Deutsche Bank AG announced last Wednesday that it completed the purchase of mortgage lender MortgageIT Holdings for $430 million. Deutsche Bank last July agreed to buy MortgageIT Holdings for $14.75 per share in cash. The bank said it bought MortgageIT because it wanted to "vertically integrate" its MBS business.

As a result of the merger, Doug Naidus, MortgageIT's chief executive, will become a managing director and head of mortgage origination in Deutsche Bank's RMBS group. Deutsche also bought Lake Forest, Calif.- based subprime lender Chapel Funding LLC in September.

Barclays Capital launched its quarterly publication, the European ABS Anticipator last week. The new product provides investors with a top-down relative value monitor and a bottom-up relative value ranking of bonds within each ABS sector. The analysis examines all ABS sectors that Barclays covers. An overall risk ranking is determined and compared with a weighted average spread. Barclays said it plans to incorporate more forward-looking spread and risk criteria for each of the sectors the bank looks at. Based on its top-down analysis, researchers at the bank said they expected CMBS to remain a good relative value sector in 2007.

Commerzbank analysts released their predictions for European covered bonds growth this year. For 2007, they said they expected market growth to run above 20%, with an aggregate volume of new jumbo prints forecasted at over 200 billion ($261 billion). Spain is slated to lead issuance volume again this year and issuance from Germany will remain largely stable. Analysts also said they expect increased issuance from the U.K., Portugal and Scandinavia. Italy is also said to joining the mortgage covered bond arena.

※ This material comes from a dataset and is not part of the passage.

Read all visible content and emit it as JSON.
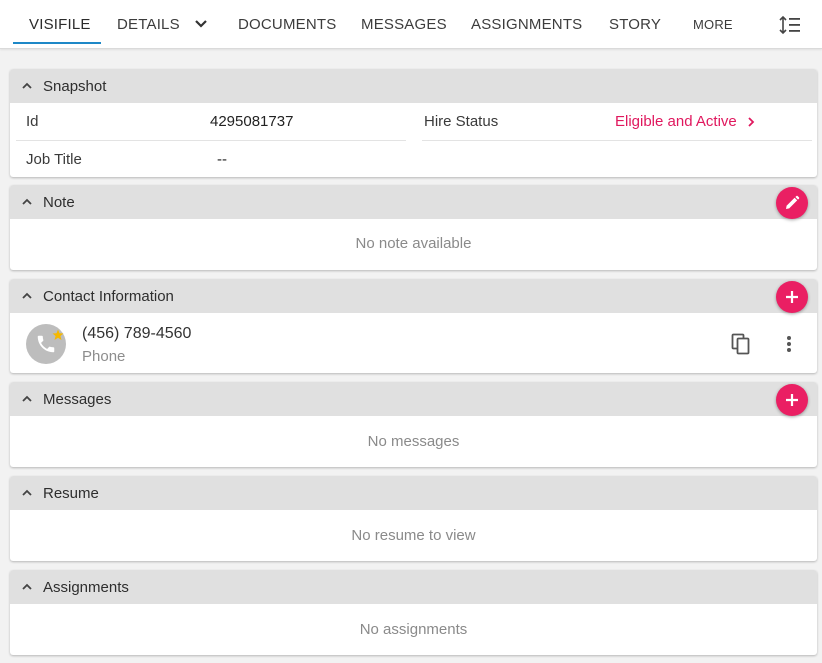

AmeriCredit Corp.'s operating subsidiary has completed the purchase of Long Beach Acceptance Corp. for $282.5 million cash. As part of the merger, the auto finance subsidiary of Orange-based ACC Capital Holdings will be a stand-alone subsidiary of Fort Worth-based AmeriCredit and will continue to be headed by President and CEO Stephen Prough. The cash transaction was announced last month.

According to Morgan Stanley, issuance of SME ABS reached $40.6 billion in 2006, a 27% increase from the $32 billion issued in 2005. The performance of this transaction remains stable and analysts said they expected further growth in 2007. They also predicted potential for growth in Portugal and Italy, due to the significant market availability of SME loan portfolios. "Securitization of SMEs offers banks relatively efficient capital relief under Basel II as the relative capital charge for a bank's SME lending is higher than for many other assets, e.g., residential lending," Morgan Stanley analysts said.